Gerum: Über eine Ausbildung, die man parallel zum Studium, über zwei Semester absolviert.
BZ: Welche persönlichen Eigenschaften sollte man ganz allgemein für einen sozialen Beruf mitbringen?
Gerum: Man sollte offen sein, empathisch und kommunikativ. Und man sollte Lust haben auf die Menschen, die man begleitet – seien es Menschen mit Behinderung, Jugendliche oder ältere Menschen. Es macht in unserem Beruf keinen Sinn, etwas ohne Herzblut zu tun. Sich in die Arbeit zu quälen, um mit anderen Menschen zu arbeiten: Das funktioniert nicht.
BZ: Wie sieht Ihr Arbeitsalltag aus?
Gerum: Ich arbeite im stationären Bereich. Wir betreuen männliche Jugendliche zwischen 13 und 18 Jahren. Meine Aufgabe ist es, ihre Freizeit zu gestalten, Angebote zu machen. Jungs in der Pubertät müssen ausgepowert werden – beim Kickerspielen, beim Arbeiten im Wald, beim Klettern. Zudem begleite ich Studierende, die ihr Praxissemester bei uns machen und kleinere Projekte in der Erlebnispädagogik übernehmen.
BZ: Was sind das für Jugendliche, die im Christophorus-Jugendwerk wohnen?

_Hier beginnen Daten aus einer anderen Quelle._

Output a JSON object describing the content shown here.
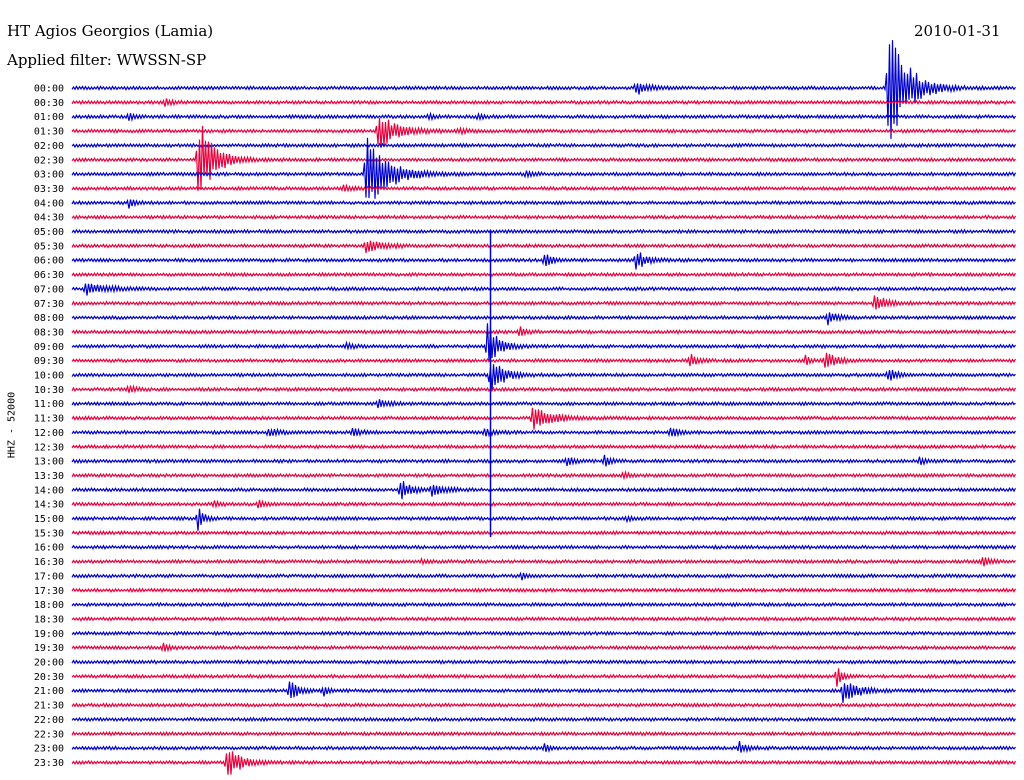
{
  "header": {
    "title": "HT Agios Georgios (Lamia)",
    "filter": "Applied filter: WWSSN-SP",
    "date": "2010-01-31"
  },
  "chart_data": {
    "type": "line",
    "ylabel": "HHZ - 52000",
    "colors": [
      "#0000cc",
      "#e8003c"
    ],
    "x_unit": "minutes",
    "xlim": [
      0,
      30
    ],
    "tick_labels": [
      "00:00",
      "00:30",
      "01:00",
      "01:30",
      "02:00",
      "02:30",
      "03:00",
      "03:30",
      "04:00",
      "04:30",
      "05:00",
      "05:30",
      "06:00",
      "06:30",
      "07:00",
      "07:30",
      "08:00",
      "08:30",
      "09:00",
      "09:30",
      "10:00",
      "10:30",
      "11:00",
      "11:30",
      "12:00",
      "12:30",
      "13:00",
      "13:30",
      "14:00",
      "14:30",
      "15:00",
      "15:30",
      "16:00",
      "16:30",
      "17:00",
      "17:30",
      "18:00",
      "18:30",
      "19:00",
      "19:30",
      "20:00",
      "20:30",
      "21:00",
      "21:30",
      "22:00",
      "22:30",
      "23:00",
      "23:30"
    ],
    "events": [
      {
        "row": 0,
        "t": 17.9,
        "amp": 8,
        "dur": 0.8
      },
      {
        "row": 0,
        "t": 25.9,
        "amp": 84,
        "dur": 1.2
      },
      {
        "row": 1,
        "t": 2.95,
        "amp": 4,
        "dur": 0.5
      },
      {
        "row": 2,
        "t": 1.8,
        "amp": 4,
        "dur": 0.4
      },
      {
        "row": 2,
        "t": 11.3,
        "amp": 3,
        "dur": 0.4
      },
      {
        "row": 2,
        "t": 12.9,
        "amp": 3,
        "dur": 0.4
      },
      {
        "row": 3,
        "t": 9.7,
        "amp": 22,
        "dur": 1.2
      },
      {
        "row": 3,
        "t": 12.3,
        "amp": 4,
        "dur": 0.4
      },
      {
        "row": 5,
        "t": 4.0,
        "amp": 47,
        "dur": 1.0
      },
      {
        "row": 6,
        "t": 9.3,
        "amp": 44,
        "dur": 1.4
      },
      {
        "row": 6,
        "t": 14.4,
        "amp": 4,
        "dur": 0.5
      },
      {
        "row": 7,
        "t": 8.6,
        "amp": 4,
        "dur": 0.5
      },
      {
        "row": 8,
        "t": 1.8,
        "amp": 6,
        "dur": 0.4
      },
      {
        "row": 11,
        "t": 9.3,
        "amp": 7,
        "dur": 1.1
      },
      {
        "row": 12,
        "t": 15.0,
        "amp": 9,
        "dur": 0.5
      },
      {
        "row": 12,
        "t": 17.9,
        "amp": 11,
        "dur": 0.7
      },
      {
        "row": 14,
        "t": 0.4,
        "amp": 6,
        "dur": 1.5
      },
      {
        "row": 15,
        "t": 25.5,
        "amp": 11,
        "dur": 0.7
      },
      {
        "row": 16,
        "t": 24.0,
        "amp": 7,
        "dur": 0.6
      },
      {
        "row": 17,
        "t": 14.2,
        "amp": 6,
        "dur": 0.4
      },
      {
        "row": 18,
        "t": 8.7,
        "amp": 3,
        "dur": 0.5
      },
      {
        "row": 18,
        "t": 13.2,
        "amp": 25,
        "dur": 0.7
      },
      {
        "row": 19,
        "t": 19.6,
        "amp": 8,
        "dur": 0.5
      },
      {
        "row": 19,
        "t": 23.3,
        "amp": 5,
        "dur": 0.3
      },
      {
        "row": 19,
        "t": 23.9,
        "amp": 11,
        "dur": 0.7
      },
      {
        "row": 20,
        "t": 13.3,
        "amp": 22,
        "dur": 0.8
      },
      {
        "row": 20,
        "t": 25.9,
        "amp": 8,
        "dur": 0.6
      },
      {
        "row": 21,
        "t": 1.8,
        "amp": 6,
        "dur": 0.4
      },
      {
        "row": 22,
        "t": 9.7,
        "amp": 4,
        "dur": 0.7
      },
      {
        "row": 23,
        "t": 14.6,
        "amp": 14,
        "dur": 1.2
      },
      {
        "row": 24,
        "t": 6.2,
        "amp": 5,
        "dur": 0.6
      },
      {
        "row": 24,
        "t": 8.9,
        "amp": 4,
        "dur": 0.6
      },
      {
        "row": 24,
        "t": 13.1,
        "amp": 4,
        "dur": 0.6
      },
      {
        "row": 24,
        "t": 19.0,
        "amp": 5,
        "dur": 0.6
      },
      {
        "row": 26,
        "t": 15.7,
        "amp": 6,
        "dur": 0.4
      },
      {
        "row": 26,
        "t": 16.9,
        "amp": 7,
        "dur": 0.4
      },
      {
        "row": 26,
        "t": 26.9,
        "amp": 5,
        "dur": 0.4
      },
      {
        "row": 27,
        "t": 17.5,
        "amp": 4,
        "dur": 0.4
      },
      {
        "row": 28,
        "t": 10.4,
        "amp": 12,
        "dur": 0.7
      },
      {
        "row": 28,
        "t": 11.4,
        "amp": 9,
        "dur": 0.7
      },
      {
        "row": 29,
        "t": 4.5,
        "amp": 4,
        "dur": 0.4
      },
      {
        "row": 29,
        "t": 5.9,
        "amp": 4,
        "dur": 0.4
      },
      {
        "row": 30,
        "t": 4.0,
        "amp": 12,
        "dur": 0.4
      },
      {
        "row": 30,
        "t": 17.6,
        "amp": 3,
        "dur": 0.4
      },
      {
        "row": 33,
        "t": 11.1,
        "amp": 3,
        "dur": 0.3
      },
      {
        "row": 33,
        "t": 28.9,
        "amp": 5,
        "dur": 0.5
      },
      {
        "row": 34,
        "t": 14.3,
        "amp": 5,
        "dur": 0.3
      },
      {
        "row": 39,
        "t": 2.9,
        "amp": 4,
        "dur": 0.4
      },
      {
        "row": 41,
        "t": 24.3,
        "amp": 14,
        "dur": 0.3
      },
      {
        "row": 42,
        "t": 6.9,
        "amp": 11,
        "dur": 0.6
      },
      {
        "row": 42,
        "t": 8.0,
        "amp": 6,
        "dur": 0.3
      },
      {
        "row": 42,
        "t": 24.5,
        "amp": 14,
        "dur": 0.9
      },
      {
        "row": 46,
        "t": 15.0,
        "amp": 5,
        "dur": 0.3
      },
      {
        "row": 46,
        "t": 21.2,
        "amp": 7,
        "dur": 0.5
      },
      {
        "row": 47,
        "t": 4.9,
        "amp": 18,
        "dur": 0.9
      }
    ],
    "spikes": [
      {
        "row": 20,
        "t": 13.3,
        "up": 145,
        "down": 162
      }
    ]
  }
}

Gerum: Meist sind es junge Menschen, die einfach nur Pech gehabt haben. Bei denen es im Elternhaus oft nicht leicht war. Sie haben zu wenig Liebe, zu wenig Nähe und Wärme erfahren und wurden schon früh ausgegrenzt. Immer wieder heißt es, dass bei uns gefährliche Jungs seien. Das stimmt nicht, ich habe sie alle gern. Das sind feine Kerle durch die Bank weg.
BZ: Welche Herausforderungen bringt der Beruf mit sich?
Gerum: Man investiert viel und trotzdem werden Erfolge oft erst nach Jahren sichtbar. Man muss Geduld haben und auch Frustrationen aushalten. Was an einem Tag mit einem Jugendlichen funktioniert, funktioniert am nächsten womöglich nicht mehr.
BZ: Was mögen Sie an Ihrem Beruf?
Gerum: Auf jeden Fall die Abwechslung. Ich habe tolle Kolleginnen und Kollegen, mit denen man sich super austauschen kann. Wir werden nach unseren Stärken eingesetzt und ziehen alle an einem Strang, auch wenn wir mal unterschiedlicher Meinung sind. Wenn man es geschafft hat, Zugang zu den Jugendlichen zu gewinnen, wenn sie Persönliches erzählen, man mit ihnen lacht oder rumblödelt, dann ist das einfach göttlich. Für mich gibt es nichts Schöneres.
BZ: Was machen Sie zum Ausgleich in Ihrer Freizeit?
Gerum: Ich tausche mich viel mit meinen Kolleginnen und Kollegen aus, das ist ganz wichtig. Man muss auch mal Frust ablassen können. Außerdem mache und höre ich gerne Musik und treibe Sport.